A sua rosa, mamãe
A menina tinha os olhinhos miúdos. Verdes, lindos, bem pequeninos. Eram belos, sim, mas naquele momento ninguém estava preocupado com qualquer adjetivo. Se houvesse preocupação, era com as lágrimas contidas que não se viam escorrer pela face.
Nada melhor que um sábado de feriado prolongado e preguiçoso. Aquele que se estica da quinta até o domingo. Noitinha, família reunida. Pai, mãe e filha. Completando o retrato da família perfeita, o casal de amigos filando uma boca e trocando um papo gostoso ao pé da churrasqueira.
Lógico que nem tudo são flores quando se vê mais de perto. É a criança respondona que nunca se contenta, a outra abelhuda que quebra o copo sem cerimônia e sai como se nada tivesse ocorrido. As rusguinhas geralmente presentes entre amigos que ficam à flor da pele de vez em quando, mas são rápida e sabiamente amenizadas por terceiros. Ainda assim, tudo normal, corriqueiro.
Havia três rosas no pátio, vermelhas e bonitas, volumosas. Muito bem cuidadas, cultivadas ainda naquela tarde por mãe e filha.
O churrasco estava quase no ponto e a fumaça voava alto, dissipando-se bela e altiva no ar. Era o sinal da comida quase pronta, o momento de saciar o estômago, deixá-lo feliz. Teresa e Carla aprontavam o arroz, amante do churrasco. Pedro e Fernanda, os rastolhos, escondiam-se em algum lugar da casa à espera que alguém lhes encontrasse. Sem muita vontade, o pai da segunda subia as escadas em busca dos aventureiros sumidos.
__Vamos, queridos, tem uma carne bem gostosa esperando... Que esperança que isso era um bom argumento!

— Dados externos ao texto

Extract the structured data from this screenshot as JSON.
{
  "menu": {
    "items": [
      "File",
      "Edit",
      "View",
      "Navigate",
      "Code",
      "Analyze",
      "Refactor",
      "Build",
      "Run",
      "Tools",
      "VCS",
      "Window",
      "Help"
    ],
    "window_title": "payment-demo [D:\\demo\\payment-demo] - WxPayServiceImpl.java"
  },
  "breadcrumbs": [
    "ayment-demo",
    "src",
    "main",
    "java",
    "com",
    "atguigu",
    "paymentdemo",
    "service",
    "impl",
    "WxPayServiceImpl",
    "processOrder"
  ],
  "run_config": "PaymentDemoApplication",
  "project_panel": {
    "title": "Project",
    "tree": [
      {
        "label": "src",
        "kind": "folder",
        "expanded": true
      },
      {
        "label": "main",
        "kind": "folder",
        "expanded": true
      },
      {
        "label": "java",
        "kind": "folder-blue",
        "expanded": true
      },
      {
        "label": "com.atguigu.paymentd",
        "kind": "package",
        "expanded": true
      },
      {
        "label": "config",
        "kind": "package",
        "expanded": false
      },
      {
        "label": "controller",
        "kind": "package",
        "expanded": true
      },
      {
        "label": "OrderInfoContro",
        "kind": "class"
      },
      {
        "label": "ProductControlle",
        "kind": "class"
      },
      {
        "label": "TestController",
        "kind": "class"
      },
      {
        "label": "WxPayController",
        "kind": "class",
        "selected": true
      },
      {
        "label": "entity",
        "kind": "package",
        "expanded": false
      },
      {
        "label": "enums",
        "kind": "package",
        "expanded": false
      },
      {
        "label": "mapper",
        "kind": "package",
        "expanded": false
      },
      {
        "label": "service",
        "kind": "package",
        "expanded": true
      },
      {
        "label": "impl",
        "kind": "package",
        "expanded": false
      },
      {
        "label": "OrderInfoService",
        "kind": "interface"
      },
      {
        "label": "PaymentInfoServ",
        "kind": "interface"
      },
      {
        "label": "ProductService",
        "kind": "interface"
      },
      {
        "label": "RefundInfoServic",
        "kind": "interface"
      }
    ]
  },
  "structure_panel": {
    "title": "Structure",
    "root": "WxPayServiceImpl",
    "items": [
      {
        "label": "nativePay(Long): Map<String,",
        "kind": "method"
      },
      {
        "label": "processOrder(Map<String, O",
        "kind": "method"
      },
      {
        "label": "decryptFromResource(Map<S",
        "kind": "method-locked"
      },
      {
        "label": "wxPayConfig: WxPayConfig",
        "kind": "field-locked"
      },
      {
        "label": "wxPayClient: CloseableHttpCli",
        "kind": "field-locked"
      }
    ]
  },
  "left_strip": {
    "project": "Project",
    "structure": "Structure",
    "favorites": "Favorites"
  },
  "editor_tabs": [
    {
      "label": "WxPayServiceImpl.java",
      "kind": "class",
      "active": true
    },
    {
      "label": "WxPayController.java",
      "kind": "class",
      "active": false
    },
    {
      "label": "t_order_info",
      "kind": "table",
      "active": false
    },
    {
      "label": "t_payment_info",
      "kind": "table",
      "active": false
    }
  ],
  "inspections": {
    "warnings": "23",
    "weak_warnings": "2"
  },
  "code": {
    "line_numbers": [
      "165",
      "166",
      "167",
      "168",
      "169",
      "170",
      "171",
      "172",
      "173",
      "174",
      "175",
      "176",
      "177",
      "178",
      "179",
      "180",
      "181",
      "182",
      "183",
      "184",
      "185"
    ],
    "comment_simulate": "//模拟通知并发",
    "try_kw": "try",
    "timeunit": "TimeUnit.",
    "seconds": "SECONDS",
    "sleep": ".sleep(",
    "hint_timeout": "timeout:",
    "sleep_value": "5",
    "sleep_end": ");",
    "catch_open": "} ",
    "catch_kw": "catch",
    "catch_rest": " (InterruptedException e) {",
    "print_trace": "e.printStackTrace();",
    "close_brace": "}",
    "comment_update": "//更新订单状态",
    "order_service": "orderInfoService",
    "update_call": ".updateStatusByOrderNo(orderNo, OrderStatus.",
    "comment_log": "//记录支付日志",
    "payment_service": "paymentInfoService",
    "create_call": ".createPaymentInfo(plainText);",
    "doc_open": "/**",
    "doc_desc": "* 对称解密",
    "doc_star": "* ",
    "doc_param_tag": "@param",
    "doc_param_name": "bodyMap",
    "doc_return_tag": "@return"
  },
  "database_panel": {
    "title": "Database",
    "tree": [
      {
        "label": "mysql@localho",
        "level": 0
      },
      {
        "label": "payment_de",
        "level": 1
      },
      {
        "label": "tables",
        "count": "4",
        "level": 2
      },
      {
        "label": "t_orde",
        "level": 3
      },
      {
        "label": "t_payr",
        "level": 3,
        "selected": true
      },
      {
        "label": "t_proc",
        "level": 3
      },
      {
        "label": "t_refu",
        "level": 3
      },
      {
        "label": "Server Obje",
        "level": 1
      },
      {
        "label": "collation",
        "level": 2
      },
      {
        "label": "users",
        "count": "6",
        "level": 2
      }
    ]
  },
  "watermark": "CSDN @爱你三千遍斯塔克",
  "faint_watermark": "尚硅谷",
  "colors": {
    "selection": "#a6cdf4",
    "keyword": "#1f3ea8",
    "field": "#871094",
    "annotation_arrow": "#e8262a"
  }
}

Aí, a vizinha chata aparece e abre a porta. Não era velha, mas a idade mental deixava-lhe anciã. E que fumaça era aquela, que conversa alta, não a deixavam dormir! A fumaça sufocava, o vai-e-vem das crianças incomodava. Saiu Teresa para o pátio e discutiu com a rabugenta. Felipe, a visita, esquivou-se do bate-boca e entrou na casa. Nisso, descia as escadas Marcelo com os pimpolhos pelas mãos. O coração de Teresa descompassou, acelerou e ela sentou-se na cadeira. A discussão estava encerrada. Terminava inacabada e nem sequer cogitaram continuar. Marcelo sentiu o peito acelerar, a adrenalina disparou. Segurou firme os frágeis pulsos das crianças.
__Ai, tio, tá doendo!
Sentada, o corpo amoleceu e os olhos fecharam. Felipe correu para acudi-la e suspendeu o seu corpo, já desmaiado.
__Corre, corre, abre o carro!
__Pai, o que tá acontecendo?!?
__Isso, abre a porta... assim... senta com ela que eu dirijo o carro!
O Corsa saiu em disparada noite adentro. Luz alta ligada, vidro abaixado, Carla fazendo-lhe vento. O velocímetro e a angústia subindo. Dá um desespero, o que será que aconteceu, ai meu Deus, que tudo se resolva!
Marcelo sentou-se com Pedro e Fernanda. Eles o olhavam, assustados. Por que tanta correria. E a mamãe, o que houve com ela? Porque o tio e a tia saíram correndo? Pai, você está chorando? Não treme, tio...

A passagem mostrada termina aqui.